Where school officials have a practice of excusing students from class on the basis of parents' requests for accommodation of nonreligious needs, religiously motivated requests for excusal may not be accorded less favorable treatment. In addition, in some circumstances, based on federal or state constitutional law or pursuant to state statutes, schools may be required to make accommodations that relieve substantial burdens on students' religious exercise. Schools officials are therefore encouraged to consult with their attorneys regarding such obligations.
Religious Expression and Prayer in Class Assignments
Students may express their beliefs about religion in homework, artwork, and other written and oral assignments free from discrimination based on the religious content of their submissions.
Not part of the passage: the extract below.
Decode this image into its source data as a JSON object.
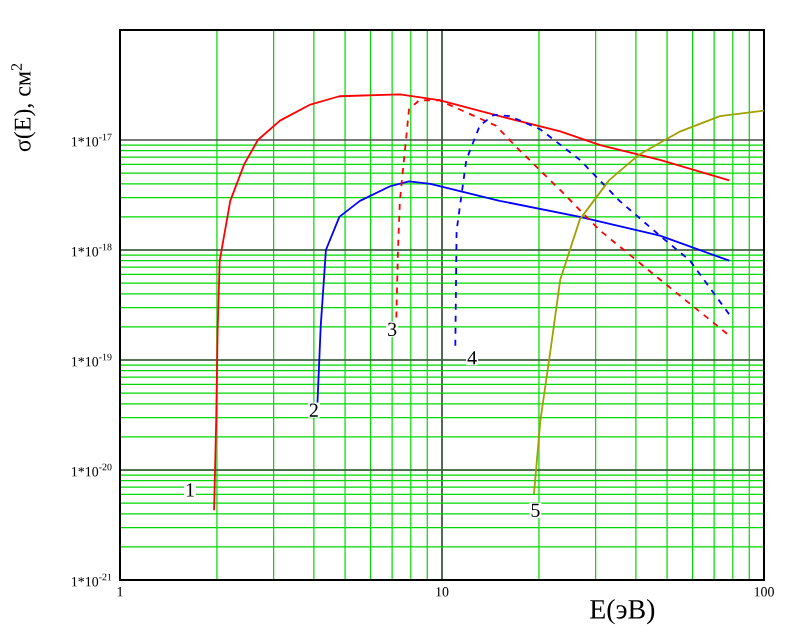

Such home and classroom work should be judged by ordinary academic standards of substance and relevance and against other legitimate pedagogical concerns identified by the school. Thus, if a teacher's assignment involves writing a poem, the work of a student who submits a poem in the form of a prayer (for example, a psalm) should be judged on the basis of academic standards (such as literary quality) and neither penalized nor rewarded on account of its religious content.
Student Assemblies and Extracurricular Events
Student speakers at student assemblies and extracurricular activities such as sporting events may not be selected on a basis that either favors or disfavors religious speech. Where student speakers are selected on the basis of genuinely neutral, evenhanded criteria and retain primary control over the content of their expression, that expression is not attributable to the school and therefore may not be restricted because of its religious (or anti-religious) content. By contrast, where school officials determine or substantially control the content of what is expressed, such speech is attributable to the school and may not include prayer or other specifically religious (or anti-religious) content. To avoid any mistaken perception that a school endorses student speech that is not in fact attributable to the school, school officials may make appropriate, neutral disclaimers to clarify that such speech (whether religious or nonreligious) is the speaker's and not the school's.